Annis (Gage) Marshall

Annis (Gage) Marshall

ANNIS GAGE, daughter of Solomon and Dolly (Chase) Gage, was born in Bedford, August 1, 1832. She received her education in the district school and the institutes at Nashua and Reed’s Ferry, and was for some time successfully engaged in teaching, until her marriage, January 23. 1853, with Enoch P. Marshall of Dunbarton, which town was subsequently her home until after Mr. Marshall’s decease, in September, 1891. Of an active temperament, and endowed with strong mental powers, she realized thoroughly the social and intellectual limitations of life in our farming communities, especially so far as woman is concerned, and when the Grange movement began to be developed in the state, she was among the first to realize its importance, and the advantages which it offered her sex in common with the other.

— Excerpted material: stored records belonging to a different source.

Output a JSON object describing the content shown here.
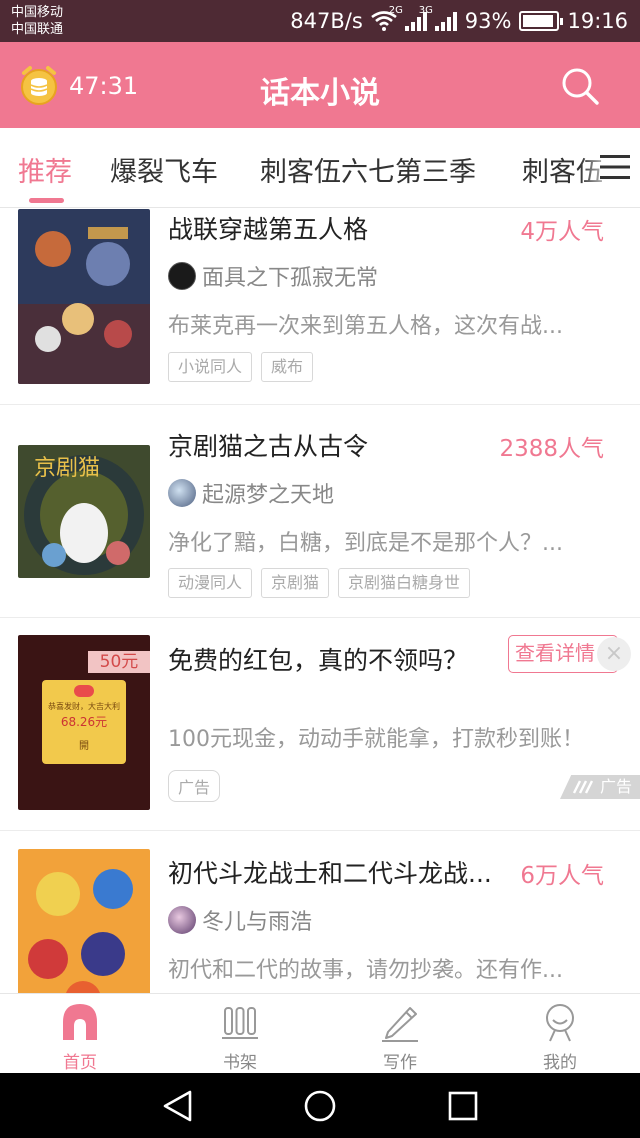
{
  "status_bar": {
    "carrier_1": "中国移动",
    "carrier_2": "中国联通",
    "net_speed": "847B/s",
    "net_type_1": "2G",
    "net_type_2": "3G",
    "battery": "93%",
    "battery_level": 0.93,
    "time": "19:16"
  },
  "header": {
    "timer": "47:31",
    "title": "话本小说",
    "icons": {
      "left": "coin-timer-icon",
      "right": "search-icon"
    }
  },
  "tabs": {
    "items": [
      "推荐",
      "爆裂飞车",
      "刺客伍六七第三季",
      "刺客伍"
    ],
    "active_index": 0,
    "menu_icon": "menu-icon"
  },
  "feed": [
    {
      "title": "战联穿越第五人格",
      "popularity": "4万人气",
      "author": "面具之下孤寂无常",
      "description": "布莱克再一次来到第五人格，这次有战...",
      "tags": [
        "小说同人",
        "威布"
      ]
    },
    {
      "title": "京剧猫之古从古令",
      "popularity": "2388人气",
      "author": "起源梦之天地",
      "description": "净化了黯，白糖，到底是不是那个人？...",
      "tags": [
        "动漫同人",
        "京剧猫",
        "京剧猫白糖身世"
      ]
    },
    {
      "ad": true,
      "title": "免费的红包，真的不领吗？",
      "cta": "查看详情",
      "description": "100元现金，动动手就能拿，打款秒到账！",
      "ad_label": "广告",
      "ad_badge": "广告",
      "cover_text": {
        "amount_top": "50元",
        "envelope_line": "恭喜发财，大吉大利",
        "envelope_amount": "68.26元",
        "open": "開"
      }
    },
    {
      "title": "初代斗龙战士和二代斗龙战...",
      "popularity": "6万人气",
      "author": "冬儿与雨浩",
      "description": "初代和二代的故事，请勿抄袭。还有作..."
    }
  ],
  "bottom_nav": [
    {
      "label": "首页",
      "icon": "home-icon",
      "active": true
    },
    {
      "label": "书架",
      "icon": "bookshelf-icon",
      "active": false
    },
    {
      "label": "写作",
      "icon": "pencil-icon",
      "active": false
    },
    {
      "label": "我的",
      "icon": "profile-icon",
      "active": false
    }
  ],
  "colors": {
    "accent": "#f07891",
    "status_bar": "#4e2a34",
    "text_primary": "#222222",
    "text_secondary": "#999999"
  }
}
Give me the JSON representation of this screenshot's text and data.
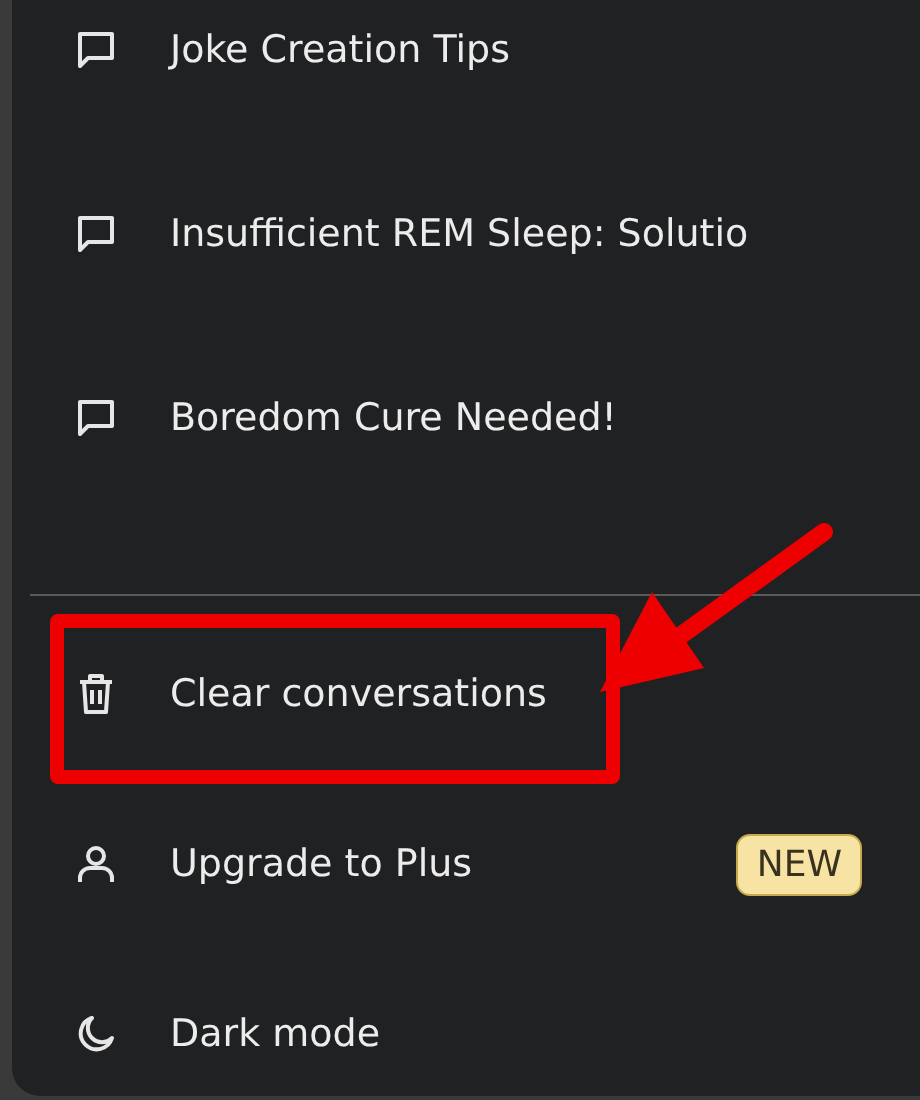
{
  "history": [
    {
      "title": "Joke Creation Tips"
    },
    {
      "title": "Insufficient REM Sleep: Solutio"
    },
    {
      "title": "Boredom Cure Needed!"
    }
  ],
  "menu": [
    {
      "kind": "trash",
      "label": "Clear conversations",
      "highlighted": true
    },
    {
      "kind": "user",
      "label": "Upgrade to Plus",
      "badge": "NEW",
      "highlighted": false
    },
    {
      "kind": "moon",
      "label": "Dark mode",
      "highlighted": false
    }
  ]
}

She became a charter member of Stark grange, of Dunbarton, organized in 1874, and was ever a devoted laborer for the success of the organization, and the order at large, serving seven years, altogether, as lecturer, and occupying other official positions. An earnest and eloquent speaker, gifted also with poetic talent of no mean order, she has often been heard effectively, not only in grange gatherings, public as well as private, but at general agricultural meetings, in addresses and poems. The cause of temperance, also, has ever found in her an ardent friend and champion, and at all proper times and occasions she has spoken freely and forcibly in its interest; yet never neglecting, in the slightest degree, the paramount duty of wife and mother. In 1892, after her husband’s decease, she removed to the beautiful village of Milford, where, in a cosy cottage, with attractive surroundings, and a beautiful outlook, her home is now established in companionship with her daughter Jessie, a teacher in the Milford schools. Lydia, another daughter, for a time engaged in departmental work in Washington, is now a teacher in that city, while Bertha, the third, is the wife of L. O. Goodhue of Bow.